Metabolite	Model	Hazard ratio (95% CI)	P‐value
Urobilin	Age and sex	1.36 (1.07–1.72)	0.01
	Established risk factorsa	1.24 (0.97–1.60)	0.08
	Established risk factors + NT‐proBNP	1.27 (0.99–1.63)	0.06
	Established risk factors + heart rate	1.24 (0.96–1.59)	0.09
	Established risk factors + haemoglobin	1.24 (0.97–1.59)	0.08
	Established risk factors + calendar year	1.25 (0.98–1.61)	0.08
	Established risk factors + cardiovascular medications	1.24 (0.97–1.60)	0.09
Sphingomyelin (30:1)	Age and sex	0.72 (0.58–0.88)	1.4 × 10−3
	Established risk factorsa	0.70 (0.56–0.88)	2.0 × 10−3
	Established risk factors + NT‐proBNP	0.61 (0.50–0.74)	6.8 × 10−7
	Established risk factors + heart rate	0.70 (0.56–0.88)	2.1 × 10−3
	Established risk factors + haemoglobin	0.70 (0.56–0.87)	1.7 × 10−3
	Established risk factors + calendar year	0.70 (0.56–0.89)	3.1 × 10−3
	Established risk factors + cardiovascular medications	0.69 (0.54–0.87)	2.2 × 10−3

CI, confidence interval; NT‐proBNP, N‐terminal prohormone of brain natriuretic peptide.

Data are hazard ratio with 95% CI adjusted for age and gender expressed per standard deviation increase of metabolite levels.
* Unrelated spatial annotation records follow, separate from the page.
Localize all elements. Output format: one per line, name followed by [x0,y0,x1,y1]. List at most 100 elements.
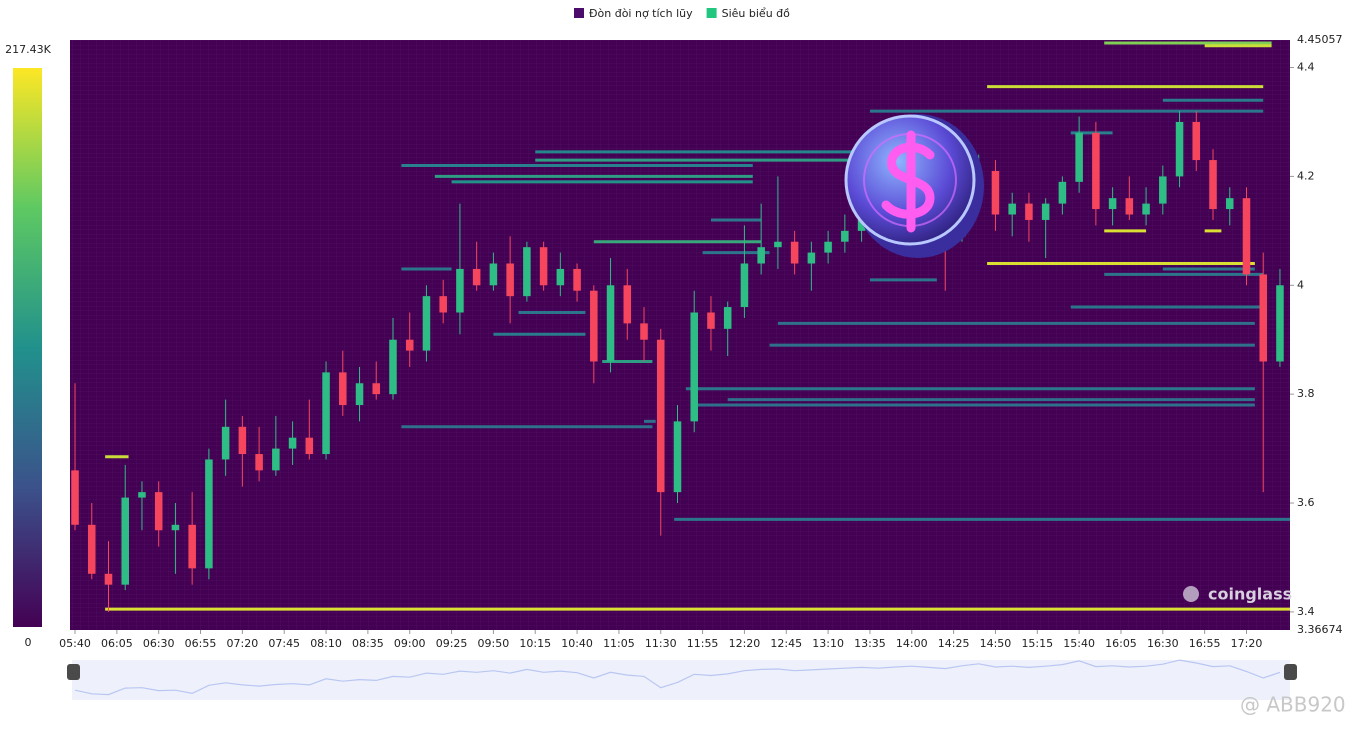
candle-body [439,296,447,313]
candle-body [305,437,314,455]
x-tick-label: 06:05 [101,637,133,650]
colorbar [13,68,42,627]
x-tick-label: 09:50 [478,637,510,650]
legend-swatch [706,8,717,18]
candle-body [556,268,565,286]
candle-body [405,339,414,351]
candle-body [757,247,765,264]
candle-body [422,296,431,351]
candle-body [1075,132,1083,182]
candle-body [606,285,615,362]
x-tick-label: 10:40 [561,637,593,650]
candle-body [807,252,816,264]
x-tick-label: 07:45 [268,637,300,650]
candle-body [656,339,665,493]
candle-body [1041,203,1050,220]
candle-body [1242,198,1251,275]
candle-body [841,230,849,242]
candle-body [790,241,799,264]
x-tick-label: 10:15 [519,637,551,650]
coin-image [844,114,984,258]
x-tick-label: 06:55 [185,637,217,650]
candle-body [171,524,180,531]
y-limit-label: 4.45057 [1297,33,1343,46]
candle-body [573,268,581,291]
navigator-handle[interactable] [1284,664,1297,680]
candle-body [740,263,749,308]
candle-body [154,492,163,531]
credit: @ ABB920 [1240,693,1346,717]
plot-area [70,40,1290,630]
candles [71,111,1284,612]
y-tick-label: 4.4 [1297,61,1315,74]
candle-body [523,247,531,297]
candle-body [690,312,698,422]
candle-body [1092,132,1100,210]
candle-body [707,312,715,329]
x-tick-label: 11:55 [687,637,719,650]
candle-body [539,247,548,286]
x-tick-label: 13:35 [854,637,886,650]
x-tick-label: 08:10 [310,637,342,650]
candle-body [1192,121,1201,161]
candle-body [138,492,146,498]
candle-body [71,470,79,525]
y-tick-label: 3.6 [1297,496,1315,509]
x-tick-label: 16:30 [1147,637,1179,650]
candle-body [1259,274,1267,362]
candle-body [1225,198,1234,210]
x-tick-label: 08:35 [352,637,384,650]
candle-body [640,323,648,340]
y-tick-label: 4.2 [1297,169,1315,182]
y-tick-label: 3.8 [1297,387,1315,400]
candle-body [623,285,632,324]
candle-body [590,290,598,362]
candle-body [1175,121,1184,177]
candle-body [1159,176,1167,204]
candle-body [238,426,247,455]
x-tick-label: 12:20 [729,637,761,650]
y-tick-label: 3.4 [1297,605,1315,618]
legend: Đòn đòi nợ tích lũy Siêu biểu đồ [574,7,790,20]
colorbar-tick-label: 0 [25,636,32,649]
candle-body [824,241,832,253]
navigator-series [74,659,1281,696]
navigator [72,660,1290,700]
navigator-line [74,659,1281,696]
candle-body [472,268,481,286]
navigator-handle[interactable] [67,664,80,680]
candle-body [372,383,381,395]
candle-body [857,219,866,231]
candle-body [188,524,196,569]
candle-body [355,383,364,406]
candle-body [272,448,280,471]
x-tick-label: 16:05 [1105,637,1137,650]
candle-body [288,437,297,449]
candle-body [506,263,514,297]
x-tick-label: 09:00 [394,637,426,650]
x-tick-label: 16:55 [1189,637,1221,650]
x-tick-label: 15:15 [1021,637,1053,650]
x-tick-label: 14:00 [896,637,928,650]
watermark: coinglass [1208,585,1292,604]
x-tick-label: 17:20 [1231,637,1263,650]
candle-body [255,454,263,471]
candle-body [1008,203,1016,215]
x-tick-label: 07:20 [227,637,259,650]
y-tick-label: 4 [1297,278,1304,291]
colorbar-tick-label: 217.43K [5,43,51,56]
candle-body [1276,285,1284,362]
candle-body [389,339,397,395]
candle-body [1108,198,1117,210]
candle-body [87,524,96,574]
x-tick-label: 13:10 [812,637,844,650]
candle-body [221,426,230,460]
x-tick-label: 11:05 [603,637,635,650]
x-tick-label: 09:25 [436,637,468,650]
candle-body [104,573,113,585]
x-tick-label: 12:45 [770,637,802,650]
candle-body [1209,160,1217,210]
candle-body [723,307,732,329]
candle-body [673,421,682,493]
legend-label: Đòn đòi nợ tích lũy [589,7,693,20]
^aEstablished heart failure risk factors: age, sex, previous or current smoker, body mass index, systolic and diastolic blood pressure, blood pressure medication, diabetes, low‐density lipoprotein cholesterol, high‐density lipoprotein cholesterol, triglycerides, glucose, diastolic blood pressure, lipid‐lowering medication, blood pressure, myocardial infarction before/during study, glomerular filtration rate, and insulin/oral antidiabetics treatment. Cardiovascular medications: angiotensin‐converting enzyme inhibitors, angiotensin II receptor antagonists, beta‐blockers, calcium inhibitors, and diuretics.